Our Takeaway after Basecamp’s System Outage: Prevention Is Always Better than Cure

As a communications agency, staying ahead of the game is our daily bread. For this, our entire staff gathers around a huge table every Thursday morning for a weekly meeting to discuss the status of all the clients we work for: reviewing goals, adjusting strategies and resolving emerging issues immediately is crucial in ensuring that our clients’ projects are on-track and make great strides. But what if the project management tool to coordinate all of this is down all at once when it is most needed? Well, that’s exactly what we – among many others – faced two weeks ago.       

 

What happened?

On November 9, Basecamp 3 had been stuck in read-only mode for nearly five hours straight. Although access to existing messages, to-do lists and files were still fully available, albeit non-edible, new data could not be added into the team communication software whatsoever.

 

What exactly caused the outage in the first place?

Every type of activity, from posting a message, updating a to-do list or merely liking one of your co-workers’ comments, is meticulously tracked and archived into a large table of events. As it transpired, Basement’s “database hit the ceiling of 2,147,483,647 on [this] very busy events table,” according to a later statement by David Heinemeier Hansson, co-founder of the software.
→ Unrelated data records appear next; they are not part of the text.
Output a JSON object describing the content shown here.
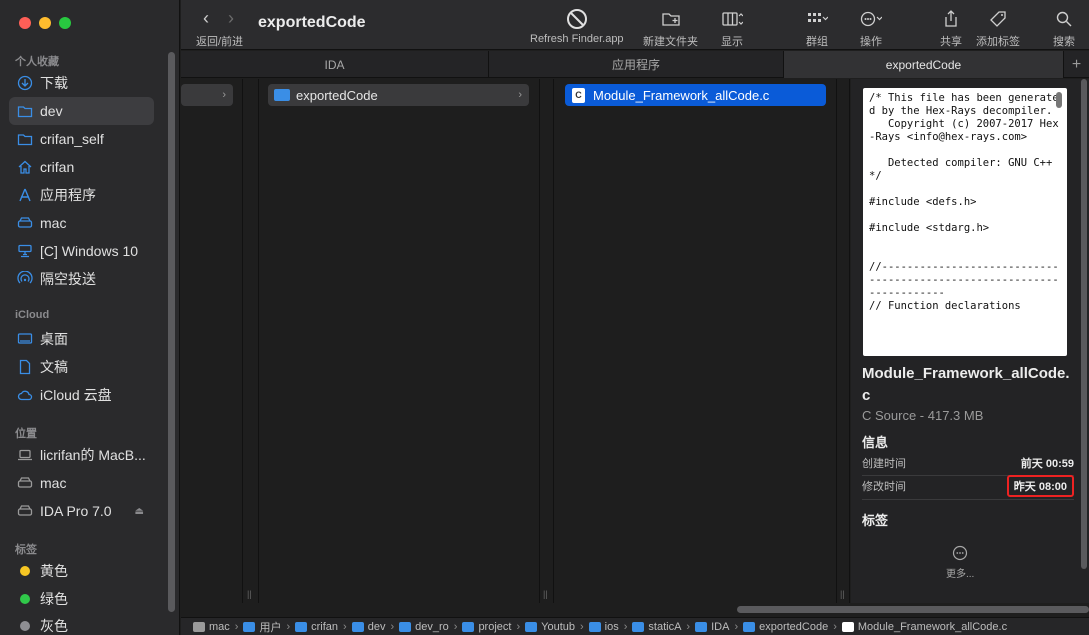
{
  "window": {
    "title": "exportedCode"
  },
  "toolbar": {
    "back_forward_label": "返回/前进",
    "refresh_label": "Refresh Finder.app",
    "new_folder_label": "新建文件夹",
    "view_label": "显示",
    "group_label": "群组",
    "action_label": "操作",
    "share_label": "共享",
    "tag_label": "添加标签",
    "search_label": "搜索"
  },
  "sidebar": {
    "favorites_title": "个人收藏",
    "favorites": [
      {
        "label": "下载",
        "icon": "download-icon"
      },
      {
        "label": "dev",
        "icon": "folder-icon",
        "selected": true
      },
      {
        "label": "crifan_self",
        "icon": "folder-icon"
      },
      {
        "label": "crifan",
        "icon": "home-icon"
      },
      {
        "label": "应用程序",
        "icon": "applications-icon"
      },
      {
        "label": "mac",
        "icon": "drive-icon"
      },
      {
        "label": "[C] Windows 10",
        "icon": "network-drive-icon"
      },
      {
        "label": "隔空投送",
        "icon": "airdrop-icon"
      }
    ],
    "icloud_title": "iCloud",
    "icloud": [
      {
        "label": "桌面",
        "icon": "desktop-icon"
      },
      {
        "label": "文稿",
        "icon": "document-icon"
      },
      {
        "label": "iCloud 云盘",
        "icon": "cloud-icon"
      }
    ],
    "locations_title": "位置",
    "locations": [
      {
        "label": "licrifan的 MacB...",
        "icon": "laptop-icon"
      },
      {
        "label": "mac",
        "icon": "drive-icon"
      },
      {
        "label": "IDA Pro 7.0",
        "icon": "drive-icon",
        "eject": "⏏"
      }
    ],
    "tags_title": "标签",
    "tags": [
      {
        "label": "黄色",
        "color": "#f6c624"
      },
      {
        "label": "绿色",
        "color": "#30c84a"
      },
      {
        "label": "灰色",
        "color": "#8e8e93"
      }
    ]
  },
  "tabs": [
    {
      "label": "IDA"
    },
    {
      "label": "应用程序"
    },
    {
      "label": "exportedCode",
      "active": true
    }
  ],
  "columns": {
    "col2_item": "exportedCode",
    "col3_item": "Module_Framework_allCode.c"
  },
  "preview": {
    "code": "/* This file has been generated by the Hex-Rays decompiler.\n   Copyright (c) 2007-2017 Hex-Rays <info@hex-rays.com>\n\n   Detected compiler: GNU C++\n*/\n\n#include <defs.h>\n\n#include <stdarg.h>\n\n\n//----------------------------------------------------------------------\n// Function declarations",
    "file_name": "Module_Framework_allCode.c",
    "kind": "C Source - 417.3 MB",
    "info_title": "信息",
    "created_label": "创建时间",
    "created_value": "前天 00:59",
    "modified_label": "修改时间",
    "modified_value": "昨天 08:00",
    "tags_title": "标签",
    "more_label": "更多..."
  },
  "pathbar": {
    "crumbs": [
      "mac",
      "用户",
      "crifan",
      "dev",
      "dev_ro",
      "project",
      "Youtub",
      "ios",
      "staticA",
      "IDA",
      "exportedCode",
      "Module_Framework_allCode.c"
    ]
  },
  "colors": {
    "accent": "#0a5bd8",
    "highlight_border": "#e22222"
  }
}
The capacity to write any new events was reached or to put into layman’s terms: Basecamp was running out of memory space.

 

How did service users cope with this downtime?

It didn’t take long until customers took to Twitter asking for updates on the issue. Some affected users also didn’t recoil from expressing their frustration about the service failure:

 

 

 

On the flipside, a number of users took it with a grain of salt appreciating a somewhat unforeseen coffee break:

 

 

 

What to learn from it?

In light of most users’ positive encouragement online, Basecamp certainly did a great job at handling the issue as fast and, more importantly, as transparent as possible. As we continuously highlighted in previous blog posts about thought leadership, there’s a golden rule in crisis communications: Validate concern and show action – and that’s precisely what happened. After users had been informed about the failure on Twitter early on, Basecamp demonstrated great endeavor in providing updates consistently and soothing customers by specifying an exact time by which the system would be back online, even reminding users to consider time differences depending on their location. Needless to say, this proactive engagement helped the software company, which prides itself on offering a reliable service with an uptime record of 99.998%, to maneuver through this incident in an adept manner.

This week, Basecamp eventually settled this system outage by presenting a concluding failure report to its customers alongside another apology on the part of the leadership.

The crux of the whole matter here is – as Basecamp itself acknowledges repeatedly – that this failure, above all, was very much avoidable. An easy fix that could have averted a fairly disproportionate outcome if it only came up a little earlier. All this being said, the takeaway of the story is: carving out some time for ancillary meetings to re-evaluate what’s on your plate is of utmost importance, as we have seen: prevention is always better than cure!